「大和」との類似点も!? 空母「翔鶴」竣工-1941.8.8 中盤以降は機動部隊の屋台骨に

旧日本海軍の空母「翔鶴」が1941年の今日、竣工しました。僚艦「瑞鶴」と並び大型で、特にミッドウェー海戦以降は機動部隊の主力となり各地へ赴きました。しかしアメリカに制海権を握られていく中、潜水艦による雷撃が致命傷となります。

ミッドウェー海戦には不参加、なぜ?

 1942(昭和17)年4月にはセイロン沖海戦に参加。イギリス海軍の空母やオーストラリア海軍の駆逐艦を撃沈しました。続く5月には、オーストラリア北東域で繰り広げられた珊瑚海海戦に参加。これは史上初の空母同士の海戦でした。「翔鶴」はアメリカ軍空母を撃沈する成果をあげたのと引き換えに、自身もアメリカ軍の艦載機の攻撃を受け大破。ちなみに行動を共にしていた「瑞鶴」はスコールに紛れたため無傷でした。「翔鶴」は修理のため日本本土へ向かいます。

 同年6月、勝敗の転換点とされるミッドウェー海戦が勃発しますが、修理中の「翔鶴」および五航戦を組む「瑞鶴」は不参加。しかし結果、大敗北を喫したこの海戦を、2隻は“生き延びる”こととなったのです。この海戦で主力空母を4隻失った旧海軍において、以降の主力が「翔鶴」「瑞鶴」となったのはいうまでもありません。

 制海権・制空権は徐々にアメリカに握られていきました。海戦は日本不利に傾いていき、8月のソロモン海戦において「翔鶴」は攻撃隊を発進させるも、自軍の損害に対し成果をあげられません。母艦こそ無事でしたが、輸送艦など含め作戦にあたった艦艇を多く失いました。

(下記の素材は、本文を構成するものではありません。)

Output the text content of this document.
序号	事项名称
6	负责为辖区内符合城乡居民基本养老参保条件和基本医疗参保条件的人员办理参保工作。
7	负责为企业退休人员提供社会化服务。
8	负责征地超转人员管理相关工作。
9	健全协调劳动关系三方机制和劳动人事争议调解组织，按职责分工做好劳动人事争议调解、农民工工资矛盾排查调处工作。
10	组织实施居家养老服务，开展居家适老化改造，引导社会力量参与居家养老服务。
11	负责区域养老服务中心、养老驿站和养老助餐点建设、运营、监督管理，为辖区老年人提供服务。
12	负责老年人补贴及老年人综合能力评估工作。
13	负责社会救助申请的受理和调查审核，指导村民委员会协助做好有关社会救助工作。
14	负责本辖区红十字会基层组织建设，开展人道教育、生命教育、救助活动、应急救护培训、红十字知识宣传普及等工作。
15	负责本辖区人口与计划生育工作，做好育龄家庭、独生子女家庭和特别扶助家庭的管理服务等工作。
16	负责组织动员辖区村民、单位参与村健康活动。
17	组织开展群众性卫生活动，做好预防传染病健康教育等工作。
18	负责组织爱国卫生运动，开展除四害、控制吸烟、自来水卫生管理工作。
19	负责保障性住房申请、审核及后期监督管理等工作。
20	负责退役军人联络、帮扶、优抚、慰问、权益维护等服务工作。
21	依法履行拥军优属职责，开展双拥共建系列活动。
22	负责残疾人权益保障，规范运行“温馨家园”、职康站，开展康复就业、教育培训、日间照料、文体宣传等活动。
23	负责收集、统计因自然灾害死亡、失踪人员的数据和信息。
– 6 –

 10月にはガダルカナル島の飛行場を奪取しようと、陸海軍の総力をあげた南太平洋海戦が勃発。「翔鶴」は攻撃隊を発進させた後、アメリカ軍艦載機の空襲を受けます。飛行甲板に爆弾が命中するも、消火活動が成功し沈没は回避。そして同じころ、別の攻撃隊がアメリカ軍空母と駆逐艦を撃沈しました。「翔鶴」は11月、本土へ向かいました。

 南太平洋海戦はミッドウェー海戦後の戦闘では珍しく、日本側が一方的に敗北する体とはなりませんでしたが、航空隊を見れば多くのベテランパイロットを失いました。それでも「翔鶴」「瑞鶴」は真珠湾攻撃からの成果を認められ、感状を与えれられています。